Studio Brief 3 - Critical reflection and proposal

Monday 14 November 2016

Lecture 5: Print culture and distribution- part 1

'Late age of print' Comes from Media theorist Marshall Mcluhan. 

The age of print began in 1450, it primarily began due to Gutenberg's printing press.

The industrial revolution happened from 1760-1840, through this the 'working class' were able to use mechanised production. The clear and noticeable classes began to emerge during this time and there was a clear class antagonism and segregation. The working class commerce together and create new forms of popular entertainment and art, using the machines of mass production. 
This created an identity struggle, chartistic and political (working class and women had no vote). John Martin (1820) Belshazzar's Feast. Rather than work for long and bypassed circuits of production and put it in exhibition and pay to see it (entrance fee), he made a fortune and the paintings then sell for thousands. This allowed people to be artists without funding and an elitist background. There then became an increase in mass image culture because people were realising they could make a living out of this. 

Culture is the best that has been thought & said in the world’, Study of perfection, attained through, disinterested reading, diseased spirit of our time. Working class culture is not art it has political function to keep them in place. 
Leavism- F.R Leavis & Q.D. Leavis:

  • Still forms a kind of repressed, common sense attitude to popular culture in this country.
  • For Leavis- C20th sees a cultural decline
  • Standardisation and levelling down
  • Culture has always been in minority keeping
  • The minority, who had hitherto set the standard of taste without any serious challenge have experienced  'coppice of authority'     
The Royal Academy of Arts was the first governmental school of design and was created out of political divide.
Walter Benjamin 'The Work Of Art In The Age Of Mechanical Reproduction' 1936. There began an aura of art- Mona Lisa rejected, threatens and commercialised the auratic status and becomes less special. New printing technologies are de-stablising art- newspapers can use their images in publications, with the invention of photography, didn't need portrait painters. 
1842- PRINT CAPITALISM
Images for the purpose of profit- London Illustrated News February 28th 1855- own culture writes its own rules and replaces culture for pop culture.

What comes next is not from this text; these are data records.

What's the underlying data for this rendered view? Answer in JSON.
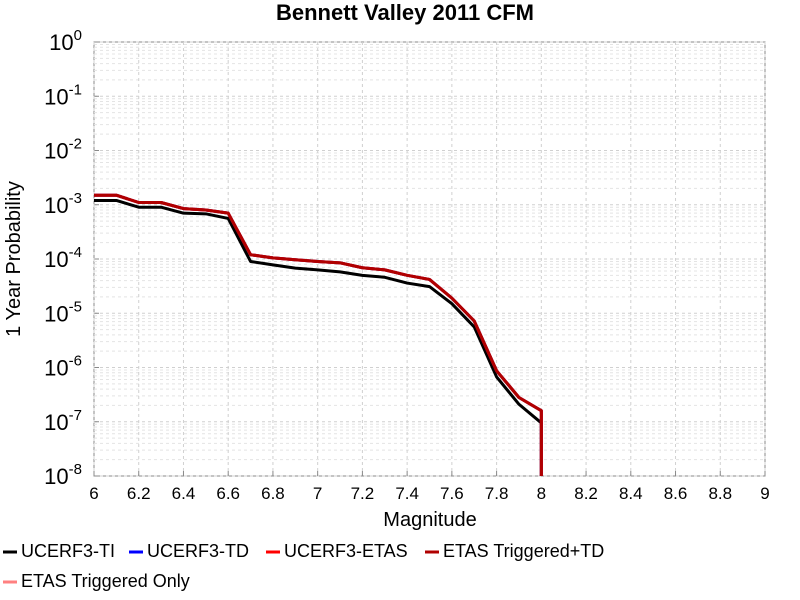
{
  "chart_data": {
    "type": "line",
    "title": "Bennett Valley 2011 CFM",
    "x_label": "Magnitude",
    "y_label": "1 Year Probability",
    "log_y": true,
    "grid": true,
    "legend": "bottom",
    "x": [
      6.0,
      6.1,
      6.2,
      6.3,
      6.4,
      6.5,
      6.6,
      6.7,
      6.8,
      6.9,
      7.0,
      7.1,
      7.2,
      7.3,
      7.4,
      7.5,
      7.6,
      7.7,
      7.8,
      7.9,
      8.0,
      8.0
    ],
    "series": [
      {
        "name": "UCERF3-TI",
        "color": "#000000",
        "values": [
          0.0012,
          0.0012,
          0.0009,
          0.0009,
          0.0007,
          0.00068,
          0.00056,
          9e-05,
          7.8e-05,
          6.8e-05,
          6.3e-05,
          5.8e-05,
          5e-05,
          4.6e-05,
          3.6e-05,
          3.1e-05,
          1.5e-05,
          5.6e-06,
          6.7e-07,
          2.1e-07,
          9.5e-08,
          0
        ]
      },
      {
        "name": "UCERF3-TD",
        "color": "#0000ff",
        "values": [
          0.0015,
          0.0015,
          0.0011,
          0.0011,
          0.00085,
          0.0008,
          0.0007,
          0.00012,
          0.000105,
          9.7e-05,
          9e-05,
          8.5e-05,
          6.9e-05,
          6.3e-05,
          5e-05,
          4.2e-05,
          1.9e-05,
          7.2e-06,
          8.7e-07,
          2.8e-07,
          1.6e-07,
          0
        ]
      },
      {
        "name": "UCERF3-ETAS",
        "color": "#ff0000",
        "values": [
          0.0015,
          0.0015,
          0.0011,
          0.0011,
          0.00085,
          0.0008,
          0.0007,
          0.00012,
          0.000105,
          9.7e-05,
          9e-05,
          8.5e-05,
          6.9e-05,
          6.3e-05,
          5e-05,
          4.2e-05,
          1.9e-05,
          7.2e-06,
          8.7e-07,
          2.8e-07,
          1.6e-07,
          0
        ]
      },
      {
        "name": "ETAS Triggered+TD",
        "color": "#b00000",
        "values": [
          0.0015,
          0.0015,
          0.0011,
          0.0011,
          0.00085,
          0.0008,
          0.0007,
          0.00012,
          0.000105,
          9.7e-05,
          9e-05,
          8.5e-05,
          6.9e-05,
          6.3e-05,
          5e-05,
          4.2e-05,
          1.9e-05,
          7.2e-06,
          8.7e-07,
          2.8e-07,
          1.6e-07,
          0
        ]
      },
      {
        "name": "ETAS Triggered Only",
        "color": "#ff8080",
        "values": [
          null,
          null,
          null,
          null,
          null,
          null,
          null,
          null,
          null,
          null,
          null,
          null,
          null,
          null,
          null,
          null,
          null,
          null,
          null,
          null,
          null,
          null
        ]
      }
    ],
    "xlim": [
      6,
      9
    ],
    "xticks": [
      6,
      6.2,
      6.4,
      6.6,
      6.8,
      7,
      7.2,
      7.4,
      7.6,
      7.8,
      8,
      8.2,
      8.4,
      8.6,
      8.8,
      9
    ],
    "ylim": [
      1e-08,
      1
    ],
    "yticks": [
      {
        "value": 1e-08,
        "label": "10",
        "sup": "-8"
      },
      {
        "value": 1e-07,
        "label": "10",
        "sup": "-7"
      },
      {
        "value": 1e-06,
        "label": "10",
        "sup": "-6"
      },
      {
        "value": 1e-05,
        "label": "10",
        "sup": "-5"
      },
      {
        "value": 0.0001,
        "label": "10",
        "sup": "-4"
      },
      {
        "value": 0.001,
        "label": "10",
        "sup": "-3"
      },
      {
        "value": 0.01,
        "label": "10",
        "sup": "-2"
      },
      {
        "value": 0.1,
        "label": "10",
        "sup": "-1"
      },
      {
        "value": 1,
        "label": "10",
        "sup": "0"
      }
    ]
  }
}
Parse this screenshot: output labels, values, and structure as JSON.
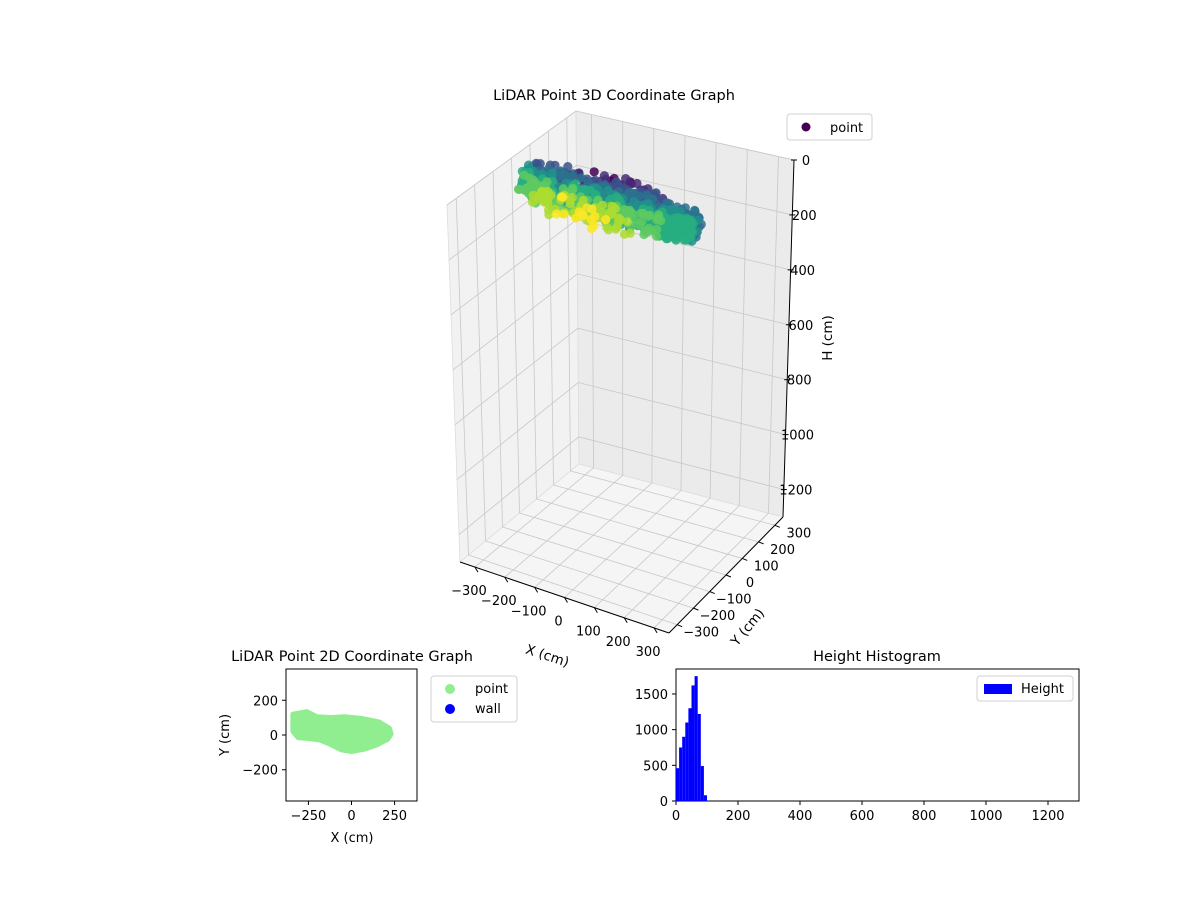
{
  "colors": {
    "viridis": [
      "#440154",
      "#472d7b",
      "#3b528b",
      "#2c728e",
      "#21918c",
      "#28ae80",
      "#5ec962",
      "#addc30",
      "#fde725"
    ],
    "point2d": "#90ee90",
    "wall": "#0000ff",
    "hist": "#0000ff"
  },
  "chart_data": [
    {
      "type": "scatter3d",
      "title": "LiDAR Point 3D Coordinate Graph",
      "xlabel": "X (cm)",
      "ylabel": "Y (cm)",
      "zlabel": "H (cm)",
      "xlim": [
        -350,
        350
      ],
      "ylim": [
        -350,
        350
      ],
      "zlim": [
        0,
        1300
      ],
      "z_inverted": true,
      "x_ticks": [
        -300,
        -200,
        -100,
        0,
        100,
        200,
        300
      ],
      "x_tick_labels": [
        "−300",
        "−200",
        "−100",
        "0",
        "100",
        "200",
        "300"
      ],
      "y_ticks": [
        -300,
        -200,
        -100,
        0,
        100,
        200,
        300
      ],
      "y_tick_labels": [
        "−300",
        "−200",
        "−100",
        "0",
        "100",
        "200",
        "300"
      ],
      "z_ticks": [
        0,
        200,
        400,
        600,
        800,
        1000,
        1200
      ],
      "z_tick_labels": [
        "0",
        "200",
        "400",
        "600",
        "800",
        "1000",
        "1200"
      ],
      "grid": true,
      "legend": {
        "entries": [
          "point"
        ],
        "position": "upper-right"
      },
      "cmap": "viridis",
      "point_cloud": {
        "x_range": [
          -300,
          220
        ],
        "y_range": [
          -100,
          120
        ],
        "h_range": [
          20,
          110
        ]
      }
    },
    {
      "type": "scatter",
      "title": "LiDAR Point 2D Coordinate Graph",
      "xlabel": "X (cm)",
      "ylabel": "Y (cm)",
      "xlim": [
        -380,
        380
      ],
      "ylim": [
        -380,
        380
      ],
      "x_ticks": [
        -250,
        0,
        250
      ],
      "x_tick_labels": [
        "−250",
        "0",
        "250"
      ],
      "y_ticks": [
        -200,
        0,
        200
      ],
      "y_tick_labels": [
        "−200",
        "0",
        "200"
      ],
      "legend": {
        "entries": [
          "point",
          "wall"
        ],
        "position": "outside-right"
      },
      "series": [
        {
          "name": "point",
          "outline": [
            [
              -340,
              120
            ],
            [
              -260,
              135
            ],
            [
              -200,
              105
            ],
            [
              -120,
              100
            ],
            [
              -40,
              105
            ],
            [
              60,
              95
            ],
            [
              160,
              75
            ],
            [
              220,
              40
            ],
            [
              230,
              5
            ],
            [
              210,
              -25
            ],
            [
              150,
              -55
            ],
            [
              80,
              -80
            ],
            [
              0,
              -95
            ],
            [
              -60,
              -85
            ],
            [
              -120,
              -55
            ],
            [
              -180,
              -30
            ],
            [
              -250,
              -20
            ],
            [
              -310,
              -15
            ],
            [
              -340,
              20
            ]
          ]
        },
        {
          "name": "wall",
          "points": []
        }
      ]
    },
    {
      "type": "histogram",
      "title": "Height Histogram",
      "xlim": [
        0,
        1300
      ],
      "ylim": [
        0,
        1850
      ],
      "x_ticks": [
        0,
        200,
        400,
        600,
        800,
        1000,
        1200
      ],
      "x_tick_labels": [
        "0",
        "200",
        "400",
        "600",
        "800",
        "1000",
        "1200"
      ],
      "y_ticks": [
        0,
        500,
        1000,
        1500
      ],
      "y_tick_labels": [
        "0",
        "500",
        "1000",
        "1500"
      ],
      "legend": {
        "entries": [
          "Height"
        ],
        "position": "upper-right"
      },
      "bin_edges": [
        0,
        10,
        20,
        30,
        40,
        50,
        60,
        70,
        80,
        90,
        100
      ],
      "counts": [
        460,
        750,
        900,
        1100,
        1300,
        1620,
        1750,
        1220,
        490,
        80
      ]
    }
  ]
}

A great nation does not ‘send its poor little boys to jail for stealing six walnuts; and allow its bankrupts to steal their hundreds of thousands with a bow; and its bankers, rich with poor men’s savings, to close their doors ‘under circumstances over which they have no control’, with a ‘by your leave’; and large landed estates to be bought by men who have made their money going armed with steamers up and down the China Seas, selling Opium at the cannon’s mouth, and altering, for the benefit of the foreign nation, the common highwayman’s demand of ‘your money or your life’, into that of ‘ your money and your life’.